Salvaging an overgrown lime tree

We’re building a new house on a lot along the Mississippi Gulf Coast, zone 9a. There is an overgrown citrus tree that is setting a few fruit (three to be precise). However, suckers from the rootstock (identified by my PlantNet app from the leaves as a sour orange) as a have grown up and are threatening to overwhelm the grafted part (identified by PlantNet as an Egyptian lime). I’ve attached a photo. The root stock branches are to the left, the lime branches to the upper right. I cannot tell where the original graft was made.

Is this tree worth saving? Should I prune all of the sour orange branches down to the ground? The leaves are quite distinct, and the sour orange branches have viscous thorns. The lime branches seem to go into the ground, so the graft may be buried.

I would be grateful for advice. Thanks.


Yes you can absolutely save it. I would do as you suggested, prune out all the rootstock shoots and keep doing that. You can probably boost fruit production by next year by fertilizing. Citrus trees need regular nitrogen much more than most fruit trees for good production. You might also get some benefits from supplementing iron and adding some sulfur to keep the soil slightly acidic.

But if you don’t want to spend too much effort I’d say top priority is pruning out all the rootstock suckers, and then second is fertilizing. Although I’d say don’t add any fertilizer until early spring you ideally don’t want tender new growth going into winter. And then you can keep fertilizing until late summer and see if it sets a bigger crop.

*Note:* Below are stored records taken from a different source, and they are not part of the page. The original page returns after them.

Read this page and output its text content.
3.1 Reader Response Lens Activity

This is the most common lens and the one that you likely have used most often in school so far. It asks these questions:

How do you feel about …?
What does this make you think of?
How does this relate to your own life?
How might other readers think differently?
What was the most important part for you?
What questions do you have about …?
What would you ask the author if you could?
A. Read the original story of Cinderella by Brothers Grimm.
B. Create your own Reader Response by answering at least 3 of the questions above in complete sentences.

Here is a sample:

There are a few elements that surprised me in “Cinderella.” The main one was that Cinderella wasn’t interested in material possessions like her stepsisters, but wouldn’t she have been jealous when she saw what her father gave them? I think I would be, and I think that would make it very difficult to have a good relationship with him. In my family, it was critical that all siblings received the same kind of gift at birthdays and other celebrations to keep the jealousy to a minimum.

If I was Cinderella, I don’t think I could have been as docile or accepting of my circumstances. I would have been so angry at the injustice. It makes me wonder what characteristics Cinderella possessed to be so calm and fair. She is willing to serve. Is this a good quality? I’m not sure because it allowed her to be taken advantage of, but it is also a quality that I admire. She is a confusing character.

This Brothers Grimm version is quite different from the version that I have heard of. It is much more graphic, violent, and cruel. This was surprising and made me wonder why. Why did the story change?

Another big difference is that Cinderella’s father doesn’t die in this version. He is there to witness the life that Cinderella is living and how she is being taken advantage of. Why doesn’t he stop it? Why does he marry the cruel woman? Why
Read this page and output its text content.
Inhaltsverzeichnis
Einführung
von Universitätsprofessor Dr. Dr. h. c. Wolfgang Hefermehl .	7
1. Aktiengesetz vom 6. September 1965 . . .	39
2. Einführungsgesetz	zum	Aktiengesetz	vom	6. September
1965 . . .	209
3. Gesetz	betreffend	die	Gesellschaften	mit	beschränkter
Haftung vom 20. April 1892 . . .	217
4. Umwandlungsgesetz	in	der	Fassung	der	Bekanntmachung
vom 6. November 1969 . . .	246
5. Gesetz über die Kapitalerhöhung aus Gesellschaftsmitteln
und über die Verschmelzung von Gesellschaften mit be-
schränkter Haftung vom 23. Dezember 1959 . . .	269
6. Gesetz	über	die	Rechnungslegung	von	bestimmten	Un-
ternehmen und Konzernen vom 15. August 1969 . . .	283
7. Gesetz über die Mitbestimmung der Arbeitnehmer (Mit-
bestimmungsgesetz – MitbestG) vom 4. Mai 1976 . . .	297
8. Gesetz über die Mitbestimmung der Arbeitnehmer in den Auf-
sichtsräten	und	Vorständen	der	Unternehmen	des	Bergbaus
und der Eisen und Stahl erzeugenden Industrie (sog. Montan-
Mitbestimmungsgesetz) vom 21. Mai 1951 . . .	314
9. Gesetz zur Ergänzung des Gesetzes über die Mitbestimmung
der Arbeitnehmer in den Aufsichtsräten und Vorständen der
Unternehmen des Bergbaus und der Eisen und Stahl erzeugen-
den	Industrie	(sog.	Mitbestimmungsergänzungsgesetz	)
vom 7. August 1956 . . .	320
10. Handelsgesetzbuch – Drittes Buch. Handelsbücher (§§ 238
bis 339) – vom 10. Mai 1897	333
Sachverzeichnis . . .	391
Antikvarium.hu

Thanks, Gibberellin. I’m going down in early October to inspect the house progress and work on the landscaping. I will do the rootstock cutting at that time, and will post a photo of the result. Thanks also for the fertilization tips. I will act on that in the spring, as you suggested. We have a selection of about six citrus trees ready to go into the ground: two grapefruit, two lemon, and two satsuma. We’re hoping the trees will do well in this location.

In addition to the citrus trees, we’re looking for additional fruit trees and bushes to plant. We have about four acres. I suspect it’s a tricky microclimate. There is a very narrow band a couple of miles deep of zone 9a along the Mississippi Gulf Coast. The soil doesn’t look great: mostly sand near the water and clay - possible fill - a little further up. I’m sure there is quite a bit of salt in in the dirt. I would love to grow a few apple and pear trees, but I know chill hours will be a problem. I would also like to try my hand at blueberries, raspberries or blackberries, and perhaps kiwis. If somebody has suggestions for cultivars that might do well here, I would love to hear them!


If the soil is mostly sandy, the salts may have washed away from rain. But if it’s an area that gets storm surge ocean flooding, you might lose some trees when that happens. You could get a soil test and that would tell you the salt content.

I don’t think chill hours are generally an issue with apples, that’s been largely debunked I think, but you may have a tough time fighting fungal diseases there.

And I can’t help but suggest that you try growing some cold-hardy avocados as well, especially if the soil test shows your soil isn’t too salty (though you could select salt tolerant rootstocks).

1 Like

Fascinating, I did not realize that! Thanks!

1 Like

The last time the lot had an inundation was Katrina, I think. We’re going to try to keep the fruit trees back from the ocean. I like your soil test suggestion and the suggestion to try avocados. Thanks!